Miscellaneous tips and info
- BenchmarkTools restricts the minimum measurable benchmark execution time to one picosecond.
- If you use
rand
or something similar to generate the values that are used in your benchmarks, you should seed the RNG (or provide a seeded RNG) so that the values are consistent between trials/samples/evaluations. - BenchmarkTools attempts to be robust against machine noise occurring between samples, but BenchmarkTools can't do very much about machine noise occurring between trials. To cut down on the latter kind of noise, it is advised that you dedicate CPUs and memory to the benchmarking Julia process by using a shielding tool such as cset.
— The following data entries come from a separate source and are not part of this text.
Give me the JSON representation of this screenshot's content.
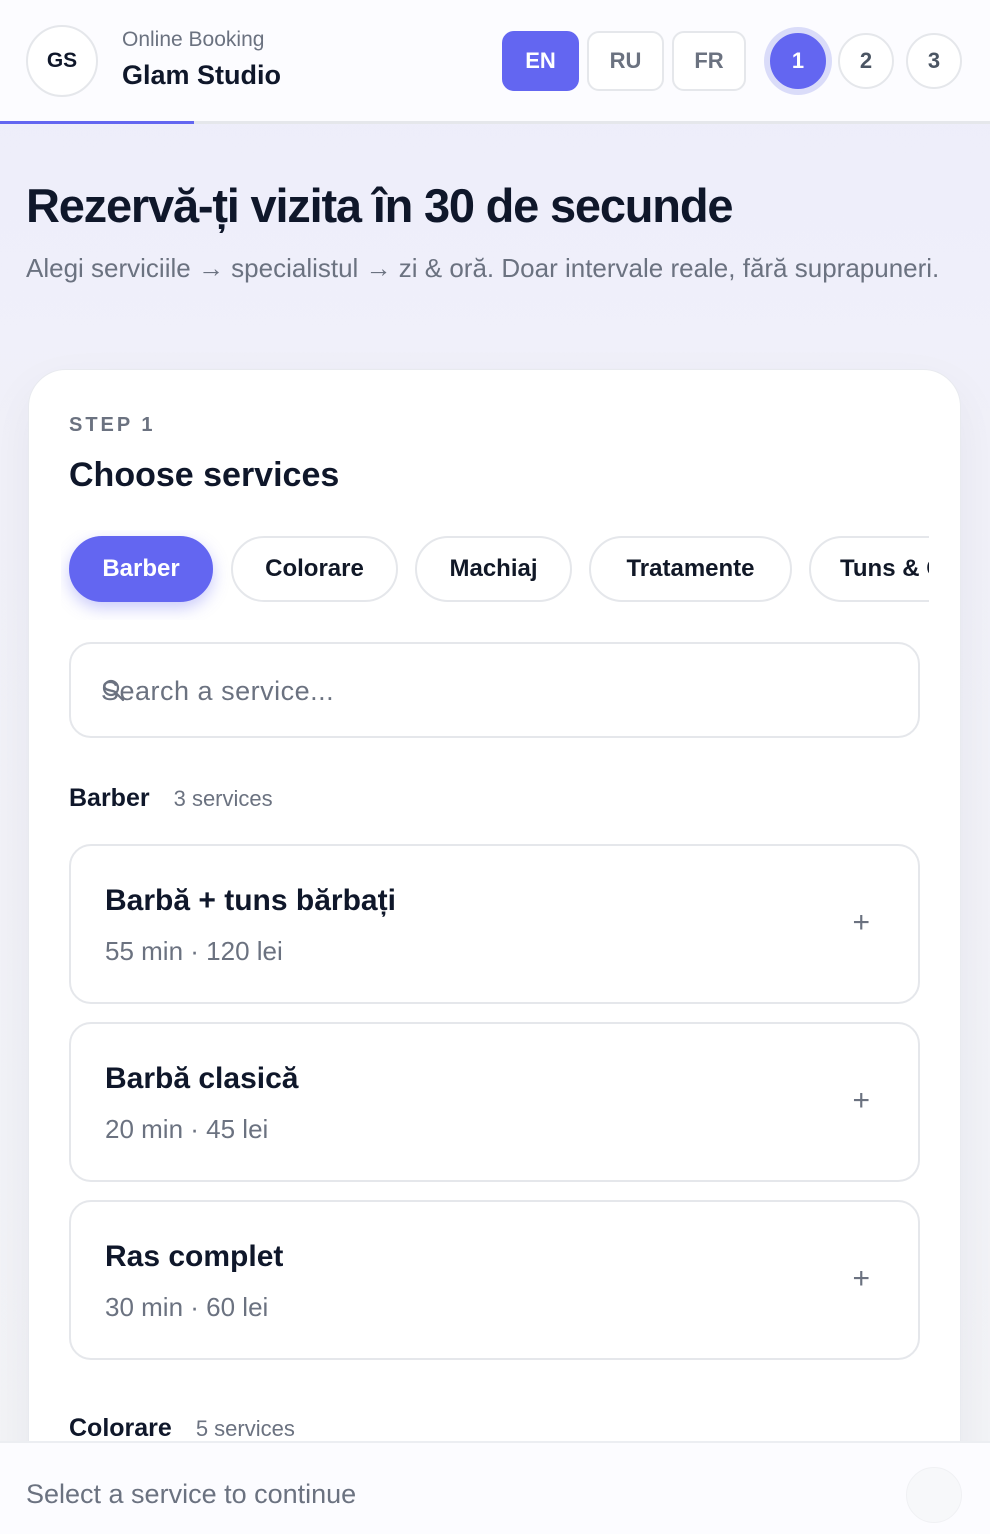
{
  "header": {
    "logo_initials": "GS",
    "subtitle": "Online Booking",
    "brand_name": "Glam Studio",
    "languages": [
      {
        "label": "EN",
        "active": true
      },
      {
        "label": "RU",
        "active": false
      },
      {
        "label": "FR",
        "active": false
      }
    ],
    "steps": [
      {
        "label": "1",
        "active": true
      },
      {
        "label": "2",
        "active": false
      },
      {
        "label": "3",
        "active": false
      }
    ]
  },
  "hero": {
    "title": "Rezervă-ți vizita în 30 de secunde",
    "subtitle": "Alegi serviciile → specialistul → zi & oră. Doar intervale reale, fără suprapuneri."
  },
  "card": {
    "step_label": "STEP 1",
    "title": "Choose services",
    "categories": [
      {
        "label": "Barber",
        "active": true
      },
      {
        "label": "Colorare",
        "active": false
      },
      {
        "label": "Machiaj",
        "active": false
      },
      {
        "label": "Tratamente",
        "active": false
      },
      {
        "label": "Tuns & Coafat",
        "active": false
      }
    ],
    "search": {
      "placeholder": "Search a service...",
      "value": ""
    },
    "groups": [
      {
        "name": "Barber",
        "count": "3 services",
        "services": [
          {
            "name": "Barbă + tuns bărbați",
            "meta": "55 min · 120 lei",
            "action": "+"
          },
          {
            "name": "Barbă clasică",
            "meta": "20 min · 45 lei",
            "action": "+"
          },
          {
            "name": "Ras complet",
            "meta": "30 min · 60 lei",
            "action": "+"
          }
        ]
      },
      {
        "name": "Colorare",
        "count": "5 services",
        "services": []
      }
    ]
  },
  "footer": {
    "status": "Select a service to continue"
  },
  "colors": {
    "accent": "#6366f1",
    "text": "#0f172a",
    "muted": "#6b7280",
    "border": "#e5e7eb"
  },
  "icons": {
    "search": "search-icon",
    "add": "plus-icon"
  }
}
- On some machines, for some versions of BLAS and Julia, the number of BLAS worker threads can exceed the number of available cores. This can occasionally result in scheduling issues and inconsistent performance for BLAS-heavy benchmarks. To fix this issue, you can use
BLAS.set_num_threads(i::Int)
in the Julia REPL to ensure that the number of BLAS threads is equal to or less than the number of available cores. @benchmark
is evaluated in global scope, even if called from local scope.